书房内,林丞相独自伫立良久,死死攥着掌心那枚小小的、滚烫的手炉。
那里面,仿佛还残留着女儿最后一丝体温,灼得他五脏六腑都跟着疼起来。
次日清晨
茶楼的喧嚣像隔着一层纱,朦朦胧胧地罩在外头。
林芊雅指尖绕着杯沿打转,目光落在窗外,却什么也没看进去。父亲那句“出门散散心”还在耳边,带着一种刻意装出的轻松。
楼下的喧闹声忽然拔高,夹杂着锦衣少年们肆无忌惮的笑闹。春华脸色一白,猛地缩回头,手指紧张地绞着帕子:“小姐……是南安王府的人……”
林芊雅端起茶盏,氤氲的热气短暂地模糊了视线。“坐着。”她的声音平静,听不出波澜。
茶是上好的云雾,父亲最喜欢的清冽口感。
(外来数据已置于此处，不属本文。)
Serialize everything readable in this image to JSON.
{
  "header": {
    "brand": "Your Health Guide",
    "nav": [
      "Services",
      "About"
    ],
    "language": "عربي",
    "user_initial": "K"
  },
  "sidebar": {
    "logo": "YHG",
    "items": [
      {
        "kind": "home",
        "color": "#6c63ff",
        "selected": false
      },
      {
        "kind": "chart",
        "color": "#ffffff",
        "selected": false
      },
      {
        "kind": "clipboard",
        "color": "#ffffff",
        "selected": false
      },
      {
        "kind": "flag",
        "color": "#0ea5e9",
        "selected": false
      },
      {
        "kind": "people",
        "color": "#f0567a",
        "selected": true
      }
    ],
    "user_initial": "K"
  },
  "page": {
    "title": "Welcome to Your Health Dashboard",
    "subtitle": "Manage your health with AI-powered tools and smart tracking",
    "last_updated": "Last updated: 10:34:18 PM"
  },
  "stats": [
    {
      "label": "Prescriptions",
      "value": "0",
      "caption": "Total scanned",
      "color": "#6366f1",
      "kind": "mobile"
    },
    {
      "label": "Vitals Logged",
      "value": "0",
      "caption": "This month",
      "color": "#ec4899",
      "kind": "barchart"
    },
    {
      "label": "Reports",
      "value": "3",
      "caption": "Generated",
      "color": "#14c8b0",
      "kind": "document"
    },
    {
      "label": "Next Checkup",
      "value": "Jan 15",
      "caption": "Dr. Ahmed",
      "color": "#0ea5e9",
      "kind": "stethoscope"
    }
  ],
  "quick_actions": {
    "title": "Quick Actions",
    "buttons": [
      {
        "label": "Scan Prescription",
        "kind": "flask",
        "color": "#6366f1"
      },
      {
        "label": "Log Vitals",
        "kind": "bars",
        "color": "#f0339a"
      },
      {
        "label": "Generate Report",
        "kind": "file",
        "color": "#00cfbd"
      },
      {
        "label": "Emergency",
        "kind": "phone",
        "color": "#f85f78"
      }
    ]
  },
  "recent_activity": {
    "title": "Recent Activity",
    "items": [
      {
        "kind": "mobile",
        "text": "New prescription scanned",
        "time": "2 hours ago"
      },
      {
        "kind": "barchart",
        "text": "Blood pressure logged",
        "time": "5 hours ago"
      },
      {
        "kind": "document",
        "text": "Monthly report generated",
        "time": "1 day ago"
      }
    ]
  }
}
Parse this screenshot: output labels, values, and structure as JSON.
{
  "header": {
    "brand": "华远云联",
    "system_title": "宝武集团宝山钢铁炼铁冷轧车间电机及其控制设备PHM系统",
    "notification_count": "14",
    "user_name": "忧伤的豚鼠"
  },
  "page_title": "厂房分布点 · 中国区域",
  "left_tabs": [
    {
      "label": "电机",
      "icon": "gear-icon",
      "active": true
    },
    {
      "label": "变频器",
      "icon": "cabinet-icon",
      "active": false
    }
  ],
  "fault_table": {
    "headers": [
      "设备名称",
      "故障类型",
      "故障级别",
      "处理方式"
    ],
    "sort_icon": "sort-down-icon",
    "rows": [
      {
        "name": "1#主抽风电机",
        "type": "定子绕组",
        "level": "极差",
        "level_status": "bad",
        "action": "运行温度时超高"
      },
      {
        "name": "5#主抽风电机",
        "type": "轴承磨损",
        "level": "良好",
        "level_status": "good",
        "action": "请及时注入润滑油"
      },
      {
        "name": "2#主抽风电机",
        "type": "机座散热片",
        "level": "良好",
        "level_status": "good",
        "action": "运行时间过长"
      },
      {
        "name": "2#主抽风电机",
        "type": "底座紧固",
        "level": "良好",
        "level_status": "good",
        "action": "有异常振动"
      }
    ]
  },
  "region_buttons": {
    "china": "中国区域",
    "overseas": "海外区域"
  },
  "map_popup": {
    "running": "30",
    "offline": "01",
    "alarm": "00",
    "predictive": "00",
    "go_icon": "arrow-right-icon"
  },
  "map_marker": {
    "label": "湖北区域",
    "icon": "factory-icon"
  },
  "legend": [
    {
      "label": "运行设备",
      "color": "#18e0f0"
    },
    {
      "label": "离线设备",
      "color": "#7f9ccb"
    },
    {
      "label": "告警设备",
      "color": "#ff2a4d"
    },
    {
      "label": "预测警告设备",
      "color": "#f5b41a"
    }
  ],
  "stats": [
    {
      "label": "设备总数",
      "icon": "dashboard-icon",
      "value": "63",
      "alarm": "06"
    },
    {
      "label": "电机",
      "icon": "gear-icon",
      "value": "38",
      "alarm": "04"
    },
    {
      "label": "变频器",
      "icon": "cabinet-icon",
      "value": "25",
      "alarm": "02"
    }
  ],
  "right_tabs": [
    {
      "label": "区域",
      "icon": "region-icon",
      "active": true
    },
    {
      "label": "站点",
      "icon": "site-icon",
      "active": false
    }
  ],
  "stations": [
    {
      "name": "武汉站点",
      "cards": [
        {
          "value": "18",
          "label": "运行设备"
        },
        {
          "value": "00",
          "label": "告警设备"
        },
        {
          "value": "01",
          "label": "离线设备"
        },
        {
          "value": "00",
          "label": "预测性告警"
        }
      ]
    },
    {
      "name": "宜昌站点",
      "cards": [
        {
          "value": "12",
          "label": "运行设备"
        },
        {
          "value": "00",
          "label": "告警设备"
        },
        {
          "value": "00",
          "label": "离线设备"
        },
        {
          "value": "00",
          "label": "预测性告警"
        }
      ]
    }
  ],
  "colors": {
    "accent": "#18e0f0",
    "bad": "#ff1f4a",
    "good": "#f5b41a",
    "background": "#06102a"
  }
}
她小口啜着,试图压下心头那点莫名的烦躁。
隔壁雅间的喧哗毫无顾忌地穿透屏风。
“听说了吗?林家那病秧子要绣楼招亲了!”一个油滑的嗓音拔高了说道,带着毫不掩饰的恶意,“嗬!一个被我们世子爷退了货的,也配挑三拣四?”
杯底轻轻磕在案上,发出一声脆响。春华气得浑身发抖,却被林芊雅一个眼神钉在原地。
那声音越发得意:“要我说,陛下就该遂了南疆的意思,送她去和亲!正好——啊!”
一声巨响猛地炸开,伴随着醉汉含糊的怒骂和木料断裂的刺耳声响!整个屏风被一股巨力猛地撞倒,向着她们这边砸下来!
“小姐——!”
春华的尖叫被淹没在混乱里。林芊雅只觉腰间被什么狠狠撞了一下,巨大的力量扯得她向后倒去,视野天旋地转——茶楼的雕花窗棂、街上惊慌失措的人脸、还有她自己袖中飘出的那方绣海棠的帕子,在眼前一闪而过。
预想中的撞击和疼痛没有到来。
她坠入了一个带着清苦药味的怀抱。接住她的手臂稳得出奇,卸掉了所有下坠的力道,落地时甚至没有让她感到一丝颠簸。
她惊魂未定地抬头,撞进一双灰蒙蒙的、没有焦距的眼睛里。
白发,蒙眼,腰间悬剑。
是半个月前,她在郊外官道上捡回来的那个血人。
“多……多谢公子。”她猛地回过神,迅速向后退开半步,指尖下意识地拢了拢微散的鬓发,仪态恢复得极快,唯有略微急促的呼吸泄露了方才的惊险。
他沉默着,只是极轻微地点了下头。
“小姐!您没事吧?吓死奴婢了!”春华连滚带爬地扑过来,声音都带了哭腔,上下检查着她。
“无事。”她轻轻按住春华的手,目光再次落在那白发男子身上,他似乎正“望”着刚才混乱发生的方向,侧脸线条冷硬。“走吧。”她最终什么也没多说,只微微颔首致意,便带着春华转身下楼。
喧闹的街市中,几位小娘子对着那英俊男子指指点点,你推搡我,我推搡你,红着脸却不愿意主动当那个多问几句的出头鸟。
他的确是姿容绝世的,一张清冷若谪仙,貌若好女的面容上竟还有一朵梅花印,更为不凡的则是那身通身的气派。